Lots of drawings near the center of the board. The orange and green pirates are close to one another. All around them are circles and lines drawn on the board by the players that indicate in which direction they believe the treasure may lay.
Two pirates hunt for buried gold in Treasure Island

So, to the game! One player is Long John Silver, who has buried a chest full of treasure on the island. The others are pirates (or crew members?) who are searching for the booty! Long John has marked his map with the location of the site while the others move their pieces around the board, drawing on the with colored erasable markers, narrowing down the potential hiding spots of the gold.

See, Long John Silver is imprisoned in one of the towers on the island and gives out hints to where his treasure is buried. Most likely, this will be a truthful clue he’s giving and you can be certain that the treasure is within five miles of either the blue or orange pirates! Or perhaps he’s bluffing and, if so, you might need to spend an action to privately verify if the hint was truthful instead of searching… Or you can act on that information and move and search around your immediate area by drawing on the board.

The turn order board and played clues. Wax tokens with truth and bluff icons are placed face-down underneath. On the board, certain areas of the island have been ruled out with a black marker's hatchlines.
Clues left by Long John Silver — but can you trust he’s telling the truth? The turn order markers have been painted before applying clear stickers. We recommend you do this as well.

Yes! You use markers to draw on the freakin’ board. You’ve got rulers, search area templates that are always just smaller than you’d like, a compass that has a difficult time staying set to the same distance, and directional templates to help you puzzle out where the treasure might be. By midgame, there will be so many lines and circles and scribbles all over that board, you’re sure that you’ll know right where the treasure is! But as the pirates work together to narrow down the treasure’s location, they start to remember one thing — they’re not in this hunt together. Only one of them is going to walk away with the prize.

And then Long John Silver escapes. No more hints. No more clues. Just you frantically digging up the island while Long John runs around the map, trying to get to his treasure before you can steal it from him.

All this plays in about an hour. Even with five people at the table, there doesn’t seem to be much downtime — you’re always looking at how the island changes, what the other players are doing, where they’re looking.

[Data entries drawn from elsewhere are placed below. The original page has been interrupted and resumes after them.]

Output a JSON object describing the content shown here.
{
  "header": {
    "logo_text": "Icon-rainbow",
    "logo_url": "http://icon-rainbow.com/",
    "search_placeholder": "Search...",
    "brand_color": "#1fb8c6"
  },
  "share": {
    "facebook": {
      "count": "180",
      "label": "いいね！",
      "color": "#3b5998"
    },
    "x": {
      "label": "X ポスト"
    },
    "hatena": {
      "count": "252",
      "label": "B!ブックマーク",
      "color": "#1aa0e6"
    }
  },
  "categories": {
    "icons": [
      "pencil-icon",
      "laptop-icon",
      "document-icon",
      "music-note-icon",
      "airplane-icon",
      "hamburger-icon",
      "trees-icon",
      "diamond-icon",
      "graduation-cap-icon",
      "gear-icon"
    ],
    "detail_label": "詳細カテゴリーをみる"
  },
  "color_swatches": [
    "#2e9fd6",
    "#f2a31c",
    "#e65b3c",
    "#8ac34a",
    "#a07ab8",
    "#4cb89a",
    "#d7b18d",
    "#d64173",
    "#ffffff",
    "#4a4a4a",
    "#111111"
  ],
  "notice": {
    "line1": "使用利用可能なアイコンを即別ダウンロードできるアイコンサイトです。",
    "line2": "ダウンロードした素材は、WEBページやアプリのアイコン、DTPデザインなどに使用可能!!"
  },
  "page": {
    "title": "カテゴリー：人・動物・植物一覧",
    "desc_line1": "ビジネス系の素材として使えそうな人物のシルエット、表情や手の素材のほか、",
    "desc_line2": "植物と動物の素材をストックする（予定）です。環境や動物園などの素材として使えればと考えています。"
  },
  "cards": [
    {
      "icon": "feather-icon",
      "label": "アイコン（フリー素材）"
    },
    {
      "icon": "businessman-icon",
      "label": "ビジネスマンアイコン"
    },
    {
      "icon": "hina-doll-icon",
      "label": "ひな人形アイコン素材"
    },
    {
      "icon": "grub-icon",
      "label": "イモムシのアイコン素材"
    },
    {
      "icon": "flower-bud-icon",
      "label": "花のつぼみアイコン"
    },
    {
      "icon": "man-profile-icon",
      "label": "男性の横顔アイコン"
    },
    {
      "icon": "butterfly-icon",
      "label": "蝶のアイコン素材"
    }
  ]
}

The red pirate figure stands inside the "large search" circle template on the game board. Markings of earlier searches by the blue pirate can be seen.
The red pirate about to search in a large area using one of the game’s templates.

There are a few downsides to the game: every single review I’ve seen or read for the game say the compass isn’t built well enough to draw a circle properly. Actual play verifies this, but it doesn’t ruin the game: roughly-drawn circles are simply roughly-drawn circles. The colors for the markers provided aren’t that great, but an investment in chalk markers in bright colors (get the ones for darkly-colored whiteboards) help out a lot. And the rulebook makes the game seem much more difficult than it is to play. (We’re talking 2000s-era Fantasy Flight Games rulebook quality here. Folks: editors do much more than just fix punctuation.)

A comparison of chalk markers with the markers provided in the game.
That’s a chalk marker used in the woods. The marker provided with the game is on the path. As the game goes on, we found lines drawn with the chalk markers were easier to see.

Overall, a fun, fast-playing deduction/bluffing game that’s great for families and friends. One bit of advice: the role of Long John Silver is a bit more demanding than the treasure hunters’ players’. If you have someone in your group that likes scheming, being a cluemaster, or enjoys teaching a game, have that person play him for your first game.